O Senado o registrou como assessor de Jordy. Na relação pública de funcionários do deputado na Câmara, Alexandre não aparece.
Alexandre também aparece como fotógrafo da missão
A participação do empresário na agenda aparece ainda em uma publicação do próprio Senado.
Em reportagem da Rádio Senado publicada no primeiro dia da diligência, uma das fotografias da “Missão Marajó” é creditada a Alexandre Bueno Camargo.
O crédito mostra que Alexandre produziu imagens durante a viagem. O registro não explica, porém, por que o relatório da missão o apresentou como assessor de Carlos Jordy, e não como fotógrafo, profissional de comunicação ou prestador de serviços.
Quem informou ao Senado que Alexandre era assessor?
A Fórum procurou Carlos Jordy e sua equipe em 5 de agosto de 2026 e encaminhou 14 questionamentos sobre as empresas, os serviços pagos pela cota e a participação de Alexandre na missão ao Marajó.
O deputado foi questionado sobre a relação de seu gabinete com Alexandre e se o empresário havia sido nomeado, contratado ou formalmente credenciado como assessor. A reportagem perguntou ainda quem informou ao Senado que Alexandre exercia essa função.
A Fórum também quis saber se o gabinete solicitou a inclusão de Alexandre na comitiva ou no deslocamento em aeronave da FAB; se houve despesas públicas com transporte, hospedagem ou alimentação; e se fotografias, vídeos ou outros trabalhos produzidos durante a missão foram posteriormente incluídos em despesas da cota parlamentar.
Sobre os R$ 331.900 destinados à AB Comunicação Digital e ao Instituto Mais Cidades, Jordy foi questionado sobre a escolha das empresas, contratos, pesquisas de preços, relatórios de execução e produtos efetivamente entregues ao gabinete.
A reportagem também pediu explicações sobre uma nota de R$ 12 mil do Instituto Mais Cidades apresentada em maio de 2024, da qual apenas R$ 2,4 mil foram reembolsados pela Câmara.
Até a conclusão desta reportagem, Carlos Jordy e sua equipe não haviam respondido aos questionamentos encaminhados pela Fórum.

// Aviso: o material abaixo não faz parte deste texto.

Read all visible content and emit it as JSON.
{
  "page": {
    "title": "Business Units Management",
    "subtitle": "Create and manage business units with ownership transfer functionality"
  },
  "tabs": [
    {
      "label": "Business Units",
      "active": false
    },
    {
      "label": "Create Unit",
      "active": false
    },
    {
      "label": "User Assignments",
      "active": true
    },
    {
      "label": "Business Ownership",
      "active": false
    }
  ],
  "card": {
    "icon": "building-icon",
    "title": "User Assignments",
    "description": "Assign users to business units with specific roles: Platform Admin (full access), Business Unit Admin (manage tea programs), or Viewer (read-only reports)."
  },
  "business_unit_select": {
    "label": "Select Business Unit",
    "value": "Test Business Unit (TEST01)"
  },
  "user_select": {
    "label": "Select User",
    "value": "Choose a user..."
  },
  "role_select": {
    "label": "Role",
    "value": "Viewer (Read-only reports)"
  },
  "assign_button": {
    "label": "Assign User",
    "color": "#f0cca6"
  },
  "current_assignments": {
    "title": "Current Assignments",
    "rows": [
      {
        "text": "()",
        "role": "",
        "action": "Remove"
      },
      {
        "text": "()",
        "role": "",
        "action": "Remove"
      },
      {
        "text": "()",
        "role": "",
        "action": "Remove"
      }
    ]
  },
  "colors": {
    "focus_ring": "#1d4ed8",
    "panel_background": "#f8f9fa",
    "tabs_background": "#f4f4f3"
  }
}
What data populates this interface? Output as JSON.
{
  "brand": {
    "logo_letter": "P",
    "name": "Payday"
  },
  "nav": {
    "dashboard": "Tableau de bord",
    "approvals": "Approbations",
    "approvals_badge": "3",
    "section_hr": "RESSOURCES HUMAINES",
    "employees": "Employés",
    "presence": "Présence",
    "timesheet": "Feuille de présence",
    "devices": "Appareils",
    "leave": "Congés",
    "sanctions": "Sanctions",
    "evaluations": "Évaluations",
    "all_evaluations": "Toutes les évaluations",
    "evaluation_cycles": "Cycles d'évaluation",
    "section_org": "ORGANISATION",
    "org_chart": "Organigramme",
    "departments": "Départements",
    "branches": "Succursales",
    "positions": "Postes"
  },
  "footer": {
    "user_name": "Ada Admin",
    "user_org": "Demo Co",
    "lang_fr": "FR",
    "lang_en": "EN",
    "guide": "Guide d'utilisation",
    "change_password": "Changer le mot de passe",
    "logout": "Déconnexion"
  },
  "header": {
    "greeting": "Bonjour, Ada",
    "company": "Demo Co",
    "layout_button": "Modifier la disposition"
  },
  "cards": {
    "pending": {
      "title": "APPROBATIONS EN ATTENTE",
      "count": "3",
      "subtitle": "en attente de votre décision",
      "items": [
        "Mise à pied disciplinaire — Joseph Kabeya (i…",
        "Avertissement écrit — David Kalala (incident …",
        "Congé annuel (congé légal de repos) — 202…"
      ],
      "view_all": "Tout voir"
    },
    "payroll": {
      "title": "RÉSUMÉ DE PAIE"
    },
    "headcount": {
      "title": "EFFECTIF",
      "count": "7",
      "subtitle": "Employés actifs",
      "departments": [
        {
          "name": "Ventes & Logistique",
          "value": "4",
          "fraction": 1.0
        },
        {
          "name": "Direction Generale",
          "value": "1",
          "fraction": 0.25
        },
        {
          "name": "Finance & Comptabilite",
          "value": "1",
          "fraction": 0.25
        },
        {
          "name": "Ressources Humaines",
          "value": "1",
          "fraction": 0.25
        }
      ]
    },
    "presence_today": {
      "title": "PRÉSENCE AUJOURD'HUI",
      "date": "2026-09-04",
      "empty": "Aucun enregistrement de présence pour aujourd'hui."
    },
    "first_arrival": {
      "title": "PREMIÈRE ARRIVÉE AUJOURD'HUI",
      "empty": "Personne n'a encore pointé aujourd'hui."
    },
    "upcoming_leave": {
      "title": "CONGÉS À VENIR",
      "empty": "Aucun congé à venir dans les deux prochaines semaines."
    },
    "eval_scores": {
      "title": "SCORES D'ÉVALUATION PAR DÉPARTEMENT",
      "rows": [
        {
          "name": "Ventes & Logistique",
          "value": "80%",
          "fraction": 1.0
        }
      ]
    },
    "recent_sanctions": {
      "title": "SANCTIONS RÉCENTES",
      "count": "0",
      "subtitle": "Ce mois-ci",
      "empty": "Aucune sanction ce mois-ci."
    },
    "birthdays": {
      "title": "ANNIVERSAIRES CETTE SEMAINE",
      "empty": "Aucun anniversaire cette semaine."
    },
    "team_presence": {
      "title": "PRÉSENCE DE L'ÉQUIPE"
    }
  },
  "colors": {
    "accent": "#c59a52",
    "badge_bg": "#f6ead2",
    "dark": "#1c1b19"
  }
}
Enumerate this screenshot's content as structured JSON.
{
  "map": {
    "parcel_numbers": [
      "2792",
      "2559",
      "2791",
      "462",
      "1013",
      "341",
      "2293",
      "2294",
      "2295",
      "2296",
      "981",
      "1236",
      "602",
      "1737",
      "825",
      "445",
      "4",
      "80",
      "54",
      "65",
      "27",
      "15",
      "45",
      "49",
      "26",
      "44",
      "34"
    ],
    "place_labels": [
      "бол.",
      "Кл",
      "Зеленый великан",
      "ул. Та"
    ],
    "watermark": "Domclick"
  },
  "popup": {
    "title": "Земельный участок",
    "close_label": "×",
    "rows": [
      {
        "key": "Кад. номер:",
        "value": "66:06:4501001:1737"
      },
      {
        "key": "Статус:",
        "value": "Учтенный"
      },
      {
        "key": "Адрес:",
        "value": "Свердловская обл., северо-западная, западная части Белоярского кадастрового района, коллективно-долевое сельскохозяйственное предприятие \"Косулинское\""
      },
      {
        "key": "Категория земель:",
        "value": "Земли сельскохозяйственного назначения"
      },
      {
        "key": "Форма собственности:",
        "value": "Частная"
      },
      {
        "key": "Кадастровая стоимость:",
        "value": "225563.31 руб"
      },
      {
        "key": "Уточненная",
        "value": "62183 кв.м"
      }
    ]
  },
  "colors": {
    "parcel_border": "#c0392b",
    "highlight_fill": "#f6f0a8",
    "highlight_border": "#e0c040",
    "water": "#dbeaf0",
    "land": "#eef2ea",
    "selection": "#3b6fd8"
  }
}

O espaço permanece aberto para manifestação.
Outra investigação envolve a cota de Jordy
O caso revelado nesta reportagem é distinto de outra investigação envolvendo despesas da cota parlamentar de Carlos Jordy.
A Fórum mostrou anteriormente que a Polícia Federal mirou assessores ligados a Jordy e Sóstenes Cavalcante em investigação sobre suspeitas envolvendo recursos da cota parlamentar.
A investigação da PF trata de despesas com locação de veículos. Até o momento, não há elemento nos documentos consultados que vincule a AB Comunicação Digital, o Instituto Mais Cidades ou a participação de Alexandre na missão ao Marajó ao objeto daquela apuração.